USA, 2011. Columbia Pictures, Scott Rudin Productions, Michael De Luca Productions, Sidney Kimmel Entertainment, Specialty Films. Story by Stan Chervin, Screenplay by Steven Zaillian, Aaron Sorkin, based on the book Moneyball: The Art Of Winning An Unfair Game by Michael Lewis. Cinematography by Wally Pfister. Produced by Michael De Luca, Rachael Horovitz, Brad Pitt. Music by Mychael Danna. Production Design by Jess Gonchor. Costume Design by Kasia Walicka-Maimone. Film Editing by Christopher Tellefsen. Academy Awards 2011. American Film Institute 2011. Boston Film Critics Awards 2011. Golden Globe Awards 2011. Las Vegas Film Critics Awards 2011. National Society of Film Critics Awards 2011. New York Film Critics Awards 2011. Online Film Critics Awards 2011. Phoenix Film Critics Awards 2011. Toronto International Film Festival 2011. Washington Film Critics Awards 2011.

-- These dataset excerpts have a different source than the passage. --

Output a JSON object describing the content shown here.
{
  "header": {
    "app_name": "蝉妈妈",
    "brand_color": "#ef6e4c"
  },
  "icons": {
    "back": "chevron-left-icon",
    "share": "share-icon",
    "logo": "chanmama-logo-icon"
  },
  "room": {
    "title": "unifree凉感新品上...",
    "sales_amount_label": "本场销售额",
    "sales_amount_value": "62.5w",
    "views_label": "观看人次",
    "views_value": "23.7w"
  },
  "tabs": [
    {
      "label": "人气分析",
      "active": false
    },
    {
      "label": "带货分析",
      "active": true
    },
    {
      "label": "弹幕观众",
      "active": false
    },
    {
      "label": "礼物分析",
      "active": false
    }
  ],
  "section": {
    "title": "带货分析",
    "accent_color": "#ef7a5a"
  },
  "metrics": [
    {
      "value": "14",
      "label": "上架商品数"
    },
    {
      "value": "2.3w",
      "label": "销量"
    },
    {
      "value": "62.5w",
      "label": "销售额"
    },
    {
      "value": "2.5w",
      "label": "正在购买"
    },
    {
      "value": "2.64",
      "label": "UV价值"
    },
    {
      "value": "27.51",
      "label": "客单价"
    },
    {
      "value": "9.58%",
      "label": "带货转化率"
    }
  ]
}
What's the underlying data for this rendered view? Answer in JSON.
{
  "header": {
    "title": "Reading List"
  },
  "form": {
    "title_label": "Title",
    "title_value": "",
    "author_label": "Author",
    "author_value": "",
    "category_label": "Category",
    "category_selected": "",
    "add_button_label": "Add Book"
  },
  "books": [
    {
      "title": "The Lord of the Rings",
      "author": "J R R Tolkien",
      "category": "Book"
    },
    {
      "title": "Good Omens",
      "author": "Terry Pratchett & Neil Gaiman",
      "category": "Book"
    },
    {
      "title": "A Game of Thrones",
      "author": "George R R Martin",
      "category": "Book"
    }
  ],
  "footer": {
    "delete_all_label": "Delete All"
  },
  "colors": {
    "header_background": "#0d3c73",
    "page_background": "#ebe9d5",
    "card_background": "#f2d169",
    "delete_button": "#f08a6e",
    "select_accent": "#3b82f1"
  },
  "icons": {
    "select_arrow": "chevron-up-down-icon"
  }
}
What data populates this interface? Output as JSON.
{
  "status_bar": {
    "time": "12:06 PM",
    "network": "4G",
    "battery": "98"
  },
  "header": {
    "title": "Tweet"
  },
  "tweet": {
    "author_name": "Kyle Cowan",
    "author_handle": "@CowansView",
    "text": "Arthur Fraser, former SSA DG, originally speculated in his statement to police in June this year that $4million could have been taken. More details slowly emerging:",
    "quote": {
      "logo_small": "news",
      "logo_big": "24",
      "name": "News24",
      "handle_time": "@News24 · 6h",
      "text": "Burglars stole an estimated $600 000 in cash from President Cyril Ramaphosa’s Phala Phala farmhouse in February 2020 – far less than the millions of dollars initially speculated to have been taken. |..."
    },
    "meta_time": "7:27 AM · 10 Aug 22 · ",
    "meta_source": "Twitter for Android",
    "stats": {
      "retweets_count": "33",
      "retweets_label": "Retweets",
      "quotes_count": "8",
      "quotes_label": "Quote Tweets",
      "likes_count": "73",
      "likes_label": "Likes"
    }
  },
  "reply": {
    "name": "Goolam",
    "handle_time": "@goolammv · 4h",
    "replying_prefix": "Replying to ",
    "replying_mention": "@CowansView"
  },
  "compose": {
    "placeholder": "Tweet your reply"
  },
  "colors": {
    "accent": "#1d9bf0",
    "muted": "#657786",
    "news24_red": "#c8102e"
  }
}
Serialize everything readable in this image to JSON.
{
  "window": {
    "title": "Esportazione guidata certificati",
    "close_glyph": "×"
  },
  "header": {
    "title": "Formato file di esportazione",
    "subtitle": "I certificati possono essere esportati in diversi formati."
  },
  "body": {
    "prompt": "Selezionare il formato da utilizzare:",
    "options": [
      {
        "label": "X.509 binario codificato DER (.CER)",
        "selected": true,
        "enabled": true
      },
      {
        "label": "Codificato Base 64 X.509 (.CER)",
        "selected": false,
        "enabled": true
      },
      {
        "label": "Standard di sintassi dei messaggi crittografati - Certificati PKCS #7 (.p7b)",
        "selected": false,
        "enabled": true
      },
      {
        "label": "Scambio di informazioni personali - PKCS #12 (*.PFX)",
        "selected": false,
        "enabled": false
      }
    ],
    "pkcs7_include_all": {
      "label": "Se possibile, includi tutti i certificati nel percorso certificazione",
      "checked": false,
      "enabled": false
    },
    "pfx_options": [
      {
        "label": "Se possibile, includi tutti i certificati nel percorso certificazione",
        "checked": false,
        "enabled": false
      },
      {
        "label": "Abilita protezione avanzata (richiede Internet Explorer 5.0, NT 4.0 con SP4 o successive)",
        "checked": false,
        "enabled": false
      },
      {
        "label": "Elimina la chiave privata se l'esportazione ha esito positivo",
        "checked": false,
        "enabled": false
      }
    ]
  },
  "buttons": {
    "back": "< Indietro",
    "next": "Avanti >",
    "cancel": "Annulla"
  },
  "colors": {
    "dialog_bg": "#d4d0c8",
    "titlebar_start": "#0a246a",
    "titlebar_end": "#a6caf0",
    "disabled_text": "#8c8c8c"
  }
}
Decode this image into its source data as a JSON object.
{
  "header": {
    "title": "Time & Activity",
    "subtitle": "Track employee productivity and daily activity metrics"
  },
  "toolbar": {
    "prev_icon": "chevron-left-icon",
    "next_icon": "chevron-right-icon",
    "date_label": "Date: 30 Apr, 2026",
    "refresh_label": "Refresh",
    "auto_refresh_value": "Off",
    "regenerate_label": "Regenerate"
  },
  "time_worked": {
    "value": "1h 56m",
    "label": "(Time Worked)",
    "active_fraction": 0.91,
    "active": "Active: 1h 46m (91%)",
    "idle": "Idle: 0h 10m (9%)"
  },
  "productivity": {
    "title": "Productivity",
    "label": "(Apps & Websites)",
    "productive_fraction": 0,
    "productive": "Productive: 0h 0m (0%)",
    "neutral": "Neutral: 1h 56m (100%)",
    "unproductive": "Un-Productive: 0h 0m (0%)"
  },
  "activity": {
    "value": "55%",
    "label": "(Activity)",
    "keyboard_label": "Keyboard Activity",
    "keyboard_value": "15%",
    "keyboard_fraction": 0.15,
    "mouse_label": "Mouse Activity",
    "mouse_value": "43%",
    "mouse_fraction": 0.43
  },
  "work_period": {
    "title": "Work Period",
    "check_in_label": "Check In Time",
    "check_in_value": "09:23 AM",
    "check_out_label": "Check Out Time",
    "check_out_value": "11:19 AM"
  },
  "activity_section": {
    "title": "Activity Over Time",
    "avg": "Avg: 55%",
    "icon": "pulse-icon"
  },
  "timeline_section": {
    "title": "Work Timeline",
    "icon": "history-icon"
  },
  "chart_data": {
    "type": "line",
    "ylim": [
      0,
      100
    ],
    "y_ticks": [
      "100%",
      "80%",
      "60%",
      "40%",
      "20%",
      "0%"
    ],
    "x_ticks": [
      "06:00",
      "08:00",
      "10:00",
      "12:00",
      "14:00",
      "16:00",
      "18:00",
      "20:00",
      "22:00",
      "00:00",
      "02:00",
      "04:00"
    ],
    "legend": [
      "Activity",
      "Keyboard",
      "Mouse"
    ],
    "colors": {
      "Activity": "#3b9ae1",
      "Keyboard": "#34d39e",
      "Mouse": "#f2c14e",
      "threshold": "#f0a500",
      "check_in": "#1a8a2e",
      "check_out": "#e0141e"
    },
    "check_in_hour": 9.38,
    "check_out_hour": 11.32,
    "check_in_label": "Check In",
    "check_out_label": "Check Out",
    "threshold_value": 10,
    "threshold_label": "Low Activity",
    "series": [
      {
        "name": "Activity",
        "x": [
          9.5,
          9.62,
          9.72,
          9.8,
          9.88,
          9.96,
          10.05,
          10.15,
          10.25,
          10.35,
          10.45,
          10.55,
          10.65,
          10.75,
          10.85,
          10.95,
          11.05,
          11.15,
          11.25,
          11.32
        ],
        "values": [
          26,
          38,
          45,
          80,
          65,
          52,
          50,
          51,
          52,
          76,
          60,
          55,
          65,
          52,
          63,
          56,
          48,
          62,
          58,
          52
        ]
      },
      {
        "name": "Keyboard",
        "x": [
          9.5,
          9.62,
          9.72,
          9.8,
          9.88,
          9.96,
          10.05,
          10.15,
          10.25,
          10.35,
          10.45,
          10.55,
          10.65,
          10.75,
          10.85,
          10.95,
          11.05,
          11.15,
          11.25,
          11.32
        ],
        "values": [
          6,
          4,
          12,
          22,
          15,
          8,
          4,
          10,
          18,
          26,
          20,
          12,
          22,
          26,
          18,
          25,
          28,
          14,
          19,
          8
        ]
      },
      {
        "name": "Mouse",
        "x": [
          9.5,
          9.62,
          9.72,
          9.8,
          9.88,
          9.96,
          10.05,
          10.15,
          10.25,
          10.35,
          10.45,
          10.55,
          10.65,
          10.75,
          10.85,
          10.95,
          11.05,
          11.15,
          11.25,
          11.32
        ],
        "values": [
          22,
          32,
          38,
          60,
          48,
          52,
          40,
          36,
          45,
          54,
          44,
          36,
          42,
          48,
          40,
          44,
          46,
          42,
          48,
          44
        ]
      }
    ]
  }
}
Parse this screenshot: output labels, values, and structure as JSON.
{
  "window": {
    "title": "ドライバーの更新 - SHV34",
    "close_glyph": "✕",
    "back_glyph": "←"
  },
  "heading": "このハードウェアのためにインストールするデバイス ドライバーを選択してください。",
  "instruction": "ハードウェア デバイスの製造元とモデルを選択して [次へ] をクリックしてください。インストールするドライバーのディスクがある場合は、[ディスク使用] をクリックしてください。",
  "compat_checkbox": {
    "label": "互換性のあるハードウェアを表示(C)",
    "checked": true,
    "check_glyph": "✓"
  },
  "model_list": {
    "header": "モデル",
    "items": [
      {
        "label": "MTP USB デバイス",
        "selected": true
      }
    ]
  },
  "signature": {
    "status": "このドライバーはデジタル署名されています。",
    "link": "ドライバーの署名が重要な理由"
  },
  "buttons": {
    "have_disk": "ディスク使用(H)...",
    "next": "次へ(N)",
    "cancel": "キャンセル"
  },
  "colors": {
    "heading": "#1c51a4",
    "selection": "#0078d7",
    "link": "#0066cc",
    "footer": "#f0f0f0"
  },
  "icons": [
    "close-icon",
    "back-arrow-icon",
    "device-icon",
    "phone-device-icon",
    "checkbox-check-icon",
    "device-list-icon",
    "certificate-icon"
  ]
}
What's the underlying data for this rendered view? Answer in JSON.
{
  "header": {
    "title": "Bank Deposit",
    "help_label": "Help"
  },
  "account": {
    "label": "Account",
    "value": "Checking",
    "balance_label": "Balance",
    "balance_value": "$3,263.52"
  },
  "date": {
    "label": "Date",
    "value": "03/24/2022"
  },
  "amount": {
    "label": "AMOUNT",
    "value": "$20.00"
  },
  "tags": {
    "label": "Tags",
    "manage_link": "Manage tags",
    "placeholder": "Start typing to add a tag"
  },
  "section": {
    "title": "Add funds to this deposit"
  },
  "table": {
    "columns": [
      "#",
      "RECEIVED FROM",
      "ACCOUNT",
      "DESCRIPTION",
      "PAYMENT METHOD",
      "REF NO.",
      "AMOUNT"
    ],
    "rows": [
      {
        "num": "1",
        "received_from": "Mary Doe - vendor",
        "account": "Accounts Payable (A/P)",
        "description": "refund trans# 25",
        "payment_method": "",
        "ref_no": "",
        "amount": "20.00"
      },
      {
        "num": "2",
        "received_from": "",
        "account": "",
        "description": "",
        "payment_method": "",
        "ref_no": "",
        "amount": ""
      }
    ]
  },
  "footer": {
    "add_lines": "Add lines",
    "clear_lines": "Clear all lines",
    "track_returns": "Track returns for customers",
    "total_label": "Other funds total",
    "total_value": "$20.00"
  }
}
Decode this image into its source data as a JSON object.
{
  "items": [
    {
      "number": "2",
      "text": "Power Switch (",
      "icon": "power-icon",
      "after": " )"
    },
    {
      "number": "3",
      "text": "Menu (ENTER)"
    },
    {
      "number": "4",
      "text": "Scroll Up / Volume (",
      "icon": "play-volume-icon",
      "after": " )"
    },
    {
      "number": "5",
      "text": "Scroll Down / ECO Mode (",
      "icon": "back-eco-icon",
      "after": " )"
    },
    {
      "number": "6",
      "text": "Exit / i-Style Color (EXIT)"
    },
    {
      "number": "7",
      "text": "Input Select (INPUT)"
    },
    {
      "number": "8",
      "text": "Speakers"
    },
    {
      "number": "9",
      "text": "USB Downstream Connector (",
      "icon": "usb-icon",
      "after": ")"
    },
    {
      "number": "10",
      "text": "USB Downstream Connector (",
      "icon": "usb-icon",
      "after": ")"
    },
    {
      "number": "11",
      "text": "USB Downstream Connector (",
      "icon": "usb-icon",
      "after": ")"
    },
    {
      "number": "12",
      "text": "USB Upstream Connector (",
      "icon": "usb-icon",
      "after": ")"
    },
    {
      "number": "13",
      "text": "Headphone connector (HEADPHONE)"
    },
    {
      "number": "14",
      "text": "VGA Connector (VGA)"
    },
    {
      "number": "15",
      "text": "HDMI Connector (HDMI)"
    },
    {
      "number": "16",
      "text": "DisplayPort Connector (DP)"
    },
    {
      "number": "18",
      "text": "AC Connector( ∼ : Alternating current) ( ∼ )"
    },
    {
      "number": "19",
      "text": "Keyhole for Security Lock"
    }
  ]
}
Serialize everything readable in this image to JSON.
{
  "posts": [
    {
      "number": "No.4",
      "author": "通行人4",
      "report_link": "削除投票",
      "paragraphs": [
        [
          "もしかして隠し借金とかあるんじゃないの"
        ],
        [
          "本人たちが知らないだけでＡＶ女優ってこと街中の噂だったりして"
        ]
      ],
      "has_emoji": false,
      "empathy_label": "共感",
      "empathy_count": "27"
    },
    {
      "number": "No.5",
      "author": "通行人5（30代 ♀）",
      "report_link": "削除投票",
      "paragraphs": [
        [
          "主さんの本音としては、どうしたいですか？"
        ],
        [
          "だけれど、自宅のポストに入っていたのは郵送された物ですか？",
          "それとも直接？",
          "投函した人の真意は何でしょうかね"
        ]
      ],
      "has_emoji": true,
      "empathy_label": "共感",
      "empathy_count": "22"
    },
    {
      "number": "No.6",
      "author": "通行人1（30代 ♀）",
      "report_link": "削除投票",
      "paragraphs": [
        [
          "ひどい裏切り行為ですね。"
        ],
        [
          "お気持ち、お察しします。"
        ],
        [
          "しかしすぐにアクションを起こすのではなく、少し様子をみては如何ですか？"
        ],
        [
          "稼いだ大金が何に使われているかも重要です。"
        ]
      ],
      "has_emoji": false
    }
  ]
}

With the Oakland Athletics soon to suffer the loss of star players and the ball club not in its pinkest years, general manager Billy Beane (Brad Pitt) has to find a way to put together a crack team of athletes on a constricted budget that will hopefully yield results on the field. A chance encounter with a geeky numbers expert (Jonah Hill) reveals to Beane the possibility of a new way of assembling a team: not just on the knowledge and instincts of scouts, but by crunching numbers in some obscurely magical way (the film doesn’t go too far out of its way to explain and, as an audience member, you don’t really mind) and realizing that there are players out there with downsides (known injuries, compromising lifestyles) that could actually work in the team’s favour. Beane takes a chance and alienates himself from close colleagues, including a very angry team captain (Philip Seymour Hoffman), and after a few initial failures begins to doubt his own wisdom. Is baseball a game that can be played off the field? Or is it all about the muscle and heart that the guys put in the heat of the game? This low-key film does the astonishing task of keeping your interest while avoiding all the clichés of baseball movies: there are no sweeping victories, no swells of music to the sound of a home run in the nick of time. That said, Aaron Sorkin and Steven Zaillian’s intelligent script is so determined to be brainy that at times it is more than a bit dry, and director Bennett Miller is so dead-set on making an anti-hoopla baseball film that it comes off almost dispassionate. Pitt is wonderfully subtle in the lead, emotionally volatile without ever showing off about it, and helps make up for the fact that the film runs about twenty minutes longer than it needs to.